ADSR envelope are by far the most common type of envelope you will see. To visualise this, let’s look at the next diagram:
Aside from amplitude, envelopes can be wired to control pitch and filter cutoff. Let’s look at some examples of each of these. Firstly, we’ll start with an amplitude envelope with no attack or decay, full sustain and a little release:
This sound has no real movement to it so let’s add some attack and decay and drop the sustain to half its value:
The sound fades in, drops quite slowly, sustains and then fades out abruptly. Let’s increase the attack further and add more decay and release:
Now, I’ve reset the amp ADSR to it’s starting point. Let’s have a look at a second envelope, the pitch ADSR, I’ve added some decay, no attack, sustain or release:
The sound now has a sharp blast of high-frequency energy at the beginning. This sort of effect is useful when synthesising leads, pads and even drums. I’m going to increase the attack to match the decay value:
Now, the sound’s pitch rises and falls before settling at the original pitch determined by the sustain. It’s important to understand that sustain is a value so if we add some, the pitch doesn’t not fall to the note we’re playing but a note or two above it (depending on how much sustain was added).

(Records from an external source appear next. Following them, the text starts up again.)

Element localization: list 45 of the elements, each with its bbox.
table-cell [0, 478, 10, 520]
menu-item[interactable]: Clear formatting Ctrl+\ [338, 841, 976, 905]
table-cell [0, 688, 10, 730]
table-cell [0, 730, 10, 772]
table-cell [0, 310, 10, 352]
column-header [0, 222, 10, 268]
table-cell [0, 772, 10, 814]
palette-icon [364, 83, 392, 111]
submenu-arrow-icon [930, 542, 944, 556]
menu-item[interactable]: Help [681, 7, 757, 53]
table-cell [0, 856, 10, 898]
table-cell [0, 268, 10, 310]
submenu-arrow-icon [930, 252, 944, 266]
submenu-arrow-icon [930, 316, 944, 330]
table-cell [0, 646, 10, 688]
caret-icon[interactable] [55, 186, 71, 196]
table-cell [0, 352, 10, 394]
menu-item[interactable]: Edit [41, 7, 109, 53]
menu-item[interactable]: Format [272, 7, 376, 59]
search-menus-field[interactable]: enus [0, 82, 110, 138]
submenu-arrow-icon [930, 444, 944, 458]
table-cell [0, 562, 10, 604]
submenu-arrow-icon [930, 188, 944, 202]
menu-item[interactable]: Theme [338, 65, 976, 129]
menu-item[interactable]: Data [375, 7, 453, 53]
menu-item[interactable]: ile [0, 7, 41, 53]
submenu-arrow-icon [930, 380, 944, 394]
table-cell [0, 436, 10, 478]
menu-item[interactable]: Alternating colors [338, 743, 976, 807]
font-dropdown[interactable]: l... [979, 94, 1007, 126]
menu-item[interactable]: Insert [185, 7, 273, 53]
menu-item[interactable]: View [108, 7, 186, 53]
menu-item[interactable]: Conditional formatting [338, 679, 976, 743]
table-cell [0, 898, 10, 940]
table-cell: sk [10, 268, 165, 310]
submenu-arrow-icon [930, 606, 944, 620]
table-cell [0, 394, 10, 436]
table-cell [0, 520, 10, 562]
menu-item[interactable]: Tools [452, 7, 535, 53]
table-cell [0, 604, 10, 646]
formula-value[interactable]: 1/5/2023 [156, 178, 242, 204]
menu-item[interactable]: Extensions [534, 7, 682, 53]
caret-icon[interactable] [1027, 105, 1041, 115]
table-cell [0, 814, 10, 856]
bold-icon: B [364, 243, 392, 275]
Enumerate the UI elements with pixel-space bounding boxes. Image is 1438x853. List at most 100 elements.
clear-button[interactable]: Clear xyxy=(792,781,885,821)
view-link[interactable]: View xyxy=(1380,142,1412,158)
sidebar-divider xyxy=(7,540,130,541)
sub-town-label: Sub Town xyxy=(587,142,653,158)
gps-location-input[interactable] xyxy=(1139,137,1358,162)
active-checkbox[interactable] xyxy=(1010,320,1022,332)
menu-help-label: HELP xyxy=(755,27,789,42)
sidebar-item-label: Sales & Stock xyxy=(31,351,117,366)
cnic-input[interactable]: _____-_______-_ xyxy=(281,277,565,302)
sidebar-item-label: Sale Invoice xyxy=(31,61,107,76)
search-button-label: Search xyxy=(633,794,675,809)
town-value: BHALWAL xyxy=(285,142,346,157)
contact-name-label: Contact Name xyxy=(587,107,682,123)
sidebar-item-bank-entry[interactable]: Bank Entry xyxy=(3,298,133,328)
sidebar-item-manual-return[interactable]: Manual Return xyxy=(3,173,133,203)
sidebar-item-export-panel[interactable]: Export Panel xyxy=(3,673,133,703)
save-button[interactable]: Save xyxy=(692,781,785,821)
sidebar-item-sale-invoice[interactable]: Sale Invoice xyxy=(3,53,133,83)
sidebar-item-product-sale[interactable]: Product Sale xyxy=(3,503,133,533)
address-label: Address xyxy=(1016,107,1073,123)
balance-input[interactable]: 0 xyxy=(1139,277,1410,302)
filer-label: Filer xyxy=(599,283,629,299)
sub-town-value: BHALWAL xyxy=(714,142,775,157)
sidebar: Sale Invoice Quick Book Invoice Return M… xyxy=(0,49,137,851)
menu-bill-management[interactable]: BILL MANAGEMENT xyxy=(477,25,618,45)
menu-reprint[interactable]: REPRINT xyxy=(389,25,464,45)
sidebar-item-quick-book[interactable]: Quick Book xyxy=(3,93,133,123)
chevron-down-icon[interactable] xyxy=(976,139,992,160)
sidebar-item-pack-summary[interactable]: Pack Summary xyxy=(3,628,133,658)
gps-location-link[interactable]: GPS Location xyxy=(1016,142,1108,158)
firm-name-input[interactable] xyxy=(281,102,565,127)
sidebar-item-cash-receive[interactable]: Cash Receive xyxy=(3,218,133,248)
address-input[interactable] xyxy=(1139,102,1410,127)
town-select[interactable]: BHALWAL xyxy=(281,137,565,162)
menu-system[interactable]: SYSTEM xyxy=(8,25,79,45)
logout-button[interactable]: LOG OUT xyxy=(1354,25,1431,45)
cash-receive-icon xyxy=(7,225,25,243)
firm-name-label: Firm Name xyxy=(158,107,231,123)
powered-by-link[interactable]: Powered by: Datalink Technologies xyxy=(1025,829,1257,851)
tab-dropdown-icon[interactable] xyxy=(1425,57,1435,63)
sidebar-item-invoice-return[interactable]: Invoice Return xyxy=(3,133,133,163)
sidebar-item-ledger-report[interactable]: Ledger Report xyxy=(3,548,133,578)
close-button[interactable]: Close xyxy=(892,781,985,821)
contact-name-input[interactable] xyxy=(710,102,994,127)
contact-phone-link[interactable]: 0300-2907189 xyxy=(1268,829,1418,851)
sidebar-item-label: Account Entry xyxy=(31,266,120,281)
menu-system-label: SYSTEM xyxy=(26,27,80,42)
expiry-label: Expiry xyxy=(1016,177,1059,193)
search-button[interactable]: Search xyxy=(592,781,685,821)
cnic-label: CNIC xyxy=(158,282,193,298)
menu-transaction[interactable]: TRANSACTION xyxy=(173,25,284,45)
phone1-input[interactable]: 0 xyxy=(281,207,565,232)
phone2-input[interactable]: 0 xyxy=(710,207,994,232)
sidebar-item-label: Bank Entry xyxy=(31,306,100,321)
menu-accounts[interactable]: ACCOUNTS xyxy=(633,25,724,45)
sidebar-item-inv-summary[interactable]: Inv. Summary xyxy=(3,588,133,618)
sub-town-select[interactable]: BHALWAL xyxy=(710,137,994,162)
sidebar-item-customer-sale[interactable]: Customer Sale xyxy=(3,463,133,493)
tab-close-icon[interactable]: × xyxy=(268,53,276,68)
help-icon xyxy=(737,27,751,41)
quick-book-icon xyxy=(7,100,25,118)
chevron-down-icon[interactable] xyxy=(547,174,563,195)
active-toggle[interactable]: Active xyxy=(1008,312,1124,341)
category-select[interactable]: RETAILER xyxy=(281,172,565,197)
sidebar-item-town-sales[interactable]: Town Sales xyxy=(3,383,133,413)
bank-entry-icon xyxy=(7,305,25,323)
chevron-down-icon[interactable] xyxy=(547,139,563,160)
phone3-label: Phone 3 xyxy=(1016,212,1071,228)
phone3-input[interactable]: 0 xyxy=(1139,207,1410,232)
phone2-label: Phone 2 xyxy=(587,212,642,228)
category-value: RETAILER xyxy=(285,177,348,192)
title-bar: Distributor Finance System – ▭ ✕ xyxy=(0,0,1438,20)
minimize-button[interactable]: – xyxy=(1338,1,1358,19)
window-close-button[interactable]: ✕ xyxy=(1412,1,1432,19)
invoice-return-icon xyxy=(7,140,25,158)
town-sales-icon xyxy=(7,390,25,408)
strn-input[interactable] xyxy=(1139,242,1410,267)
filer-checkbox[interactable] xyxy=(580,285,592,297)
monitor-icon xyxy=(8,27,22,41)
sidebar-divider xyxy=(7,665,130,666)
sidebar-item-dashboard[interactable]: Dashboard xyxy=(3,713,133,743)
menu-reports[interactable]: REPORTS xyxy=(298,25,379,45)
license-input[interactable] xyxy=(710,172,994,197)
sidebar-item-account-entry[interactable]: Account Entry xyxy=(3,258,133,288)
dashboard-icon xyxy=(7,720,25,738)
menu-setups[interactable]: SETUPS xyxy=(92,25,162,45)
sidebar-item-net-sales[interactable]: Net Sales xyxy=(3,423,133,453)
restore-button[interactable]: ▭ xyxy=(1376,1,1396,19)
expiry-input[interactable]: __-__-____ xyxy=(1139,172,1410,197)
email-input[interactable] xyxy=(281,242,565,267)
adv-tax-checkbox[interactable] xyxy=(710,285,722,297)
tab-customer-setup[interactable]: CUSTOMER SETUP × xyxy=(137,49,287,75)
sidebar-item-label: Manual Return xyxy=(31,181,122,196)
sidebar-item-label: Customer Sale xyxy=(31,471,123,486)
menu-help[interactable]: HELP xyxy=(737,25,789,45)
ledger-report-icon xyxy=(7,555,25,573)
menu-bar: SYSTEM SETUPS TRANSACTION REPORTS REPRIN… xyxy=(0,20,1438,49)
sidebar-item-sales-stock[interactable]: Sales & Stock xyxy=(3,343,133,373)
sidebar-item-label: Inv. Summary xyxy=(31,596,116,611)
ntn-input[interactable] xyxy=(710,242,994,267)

Now let’s reset the pitch ADSR to its starting values and look at our filter ADSR. I’m using a resonant low-pass filter for this example. Using a short decay, we can make the synth almost sound like a ‘pluck’:
Finally, adding a lengthy attack with some sustain:
And there you have it, those are the foundations of basically every synth. If you can get your head around LFOs, ADSRs, waveforms and filters there’s not really much more to it.
Of course, different types of synthesis employ other techniques but, to give two examples, the way wavetable synthesis morphs between waveforms will likely be just LFO modulation and the way frequency modulation works is by using simple sine waves and envelopes. So it really is worth having a good grounding in subtractive before moving on to more complex types of synthesis.